How Do Library Security Scanners Work?

By Fraser Sherman

A man is checking out books at the library.
i Wavebreakmedia Ltd/Wavebreak Media/Getty Images

For most of the 20th century, accessing your local library was very low tech. You showed a staffer your library card. She took a card out of the back of the book, stamped it with the due-back date and made a record of what you borrowed. Now libraries rely on computers to check out books and stymie book thieves.

Behold the Bar Code

Some libraries use a bar code scanner to track who has which book. When you check out, the scanner fires a beam of red light at the bars on your card, and on each book. The scanner reads the pattern of reflected light, turns it into a digital signal and sends the data to the library computers, recording what you checked out and when it's due back. Some smartphones have apps that record the owner's library card number. However, bar code scanners can't read the pattern off a digital screen, so the library needs a different scanner to work with the apps.

Accessing Technology

The bar code on your card also makes it simpler to access library computers. You either scan your card or type the number on your library card on the computer keyboard. This identifies you as a library member and tracks the time you spend on the computer -- a lot of libraries limit time due to heavy demands.

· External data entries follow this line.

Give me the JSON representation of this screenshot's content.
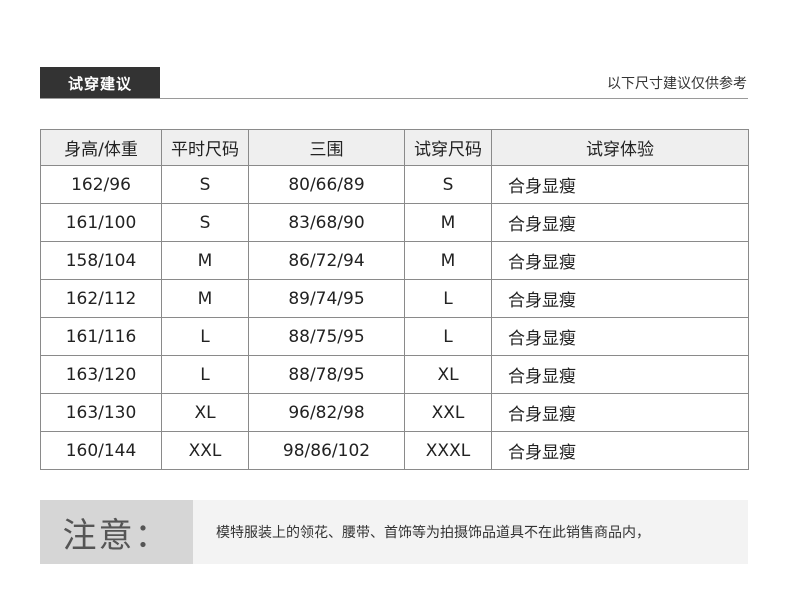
{
  "header": {
    "title": "试穿建议",
    "note": "以下尺寸建议仅供参考"
  },
  "table": {
    "columns": [
      "身高/体重",
      "平时尺码",
      "三围",
      "试穿尺码",
      "试穿体验"
    ],
    "rows": [
      [
        "162/96",
        "S",
        "80/66/89",
        "S",
        "合身显瘦"
      ],
      [
        "161/100",
        "S",
        "83/68/90",
        "M",
        "合身显瘦"
      ],
      [
        "158/104",
        "M",
        "86/72/94",
        "M",
        "合身显瘦"
      ],
      [
        "162/112",
        "M",
        "89/74/95",
        "L",
        "合身显瘦"
      ],
      [
        "161/116",
        "L",
        "88/75/95",
        "L",
        "合身显瘦"
      ],
      [
        "163/120",
        "L",
        "88/78/95",
        "XL",
        "合身显瘦"
      ],
      [
        "163/130",
        "XL",
        "96/82/98",
        "XXL",
        "合身显瘦"
      ],
      [
        "160/144",
        "XXL",
        "98/86/102",
        "XXXL",
        "合身显瘦"
      ]
    ]
  },
  "notice": {
    "label": "注意：",
    "text": "模特服装上的领花、腰带、首饰等为拍摄饰品道具不在此销售商品内，"
  }
}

Some libraries issue temporary cards to give visitors or tourists access to the computers.

Books That Vanish

Radio-frequency identification technology goes a step beyond bar codes. To check out a book with an RFID microchip, the librarian places it on a receiver. The receiver sends a signal to the chip which replies with the book's identifying data. RFID chips make it easy for patrons to check out books themselves. The chips also double as a theft-prevention device. Scanners at the library exits detect chips that haven't been deactivated by the receiver and alert the staff.

The Downside

The biggest drawback to libraries going high-tech is often cost. Oregon's Washington County says on its website that setting up an RFID system cost an estimated $1.4 million, though the increased staff efficiency cuts costs every year; Even so, some smaller library systems can't afford it. One Ohio librarian told the "Columbus Dispatch" that despite theft losses, it was more important to use the library budget to add books to the shelves.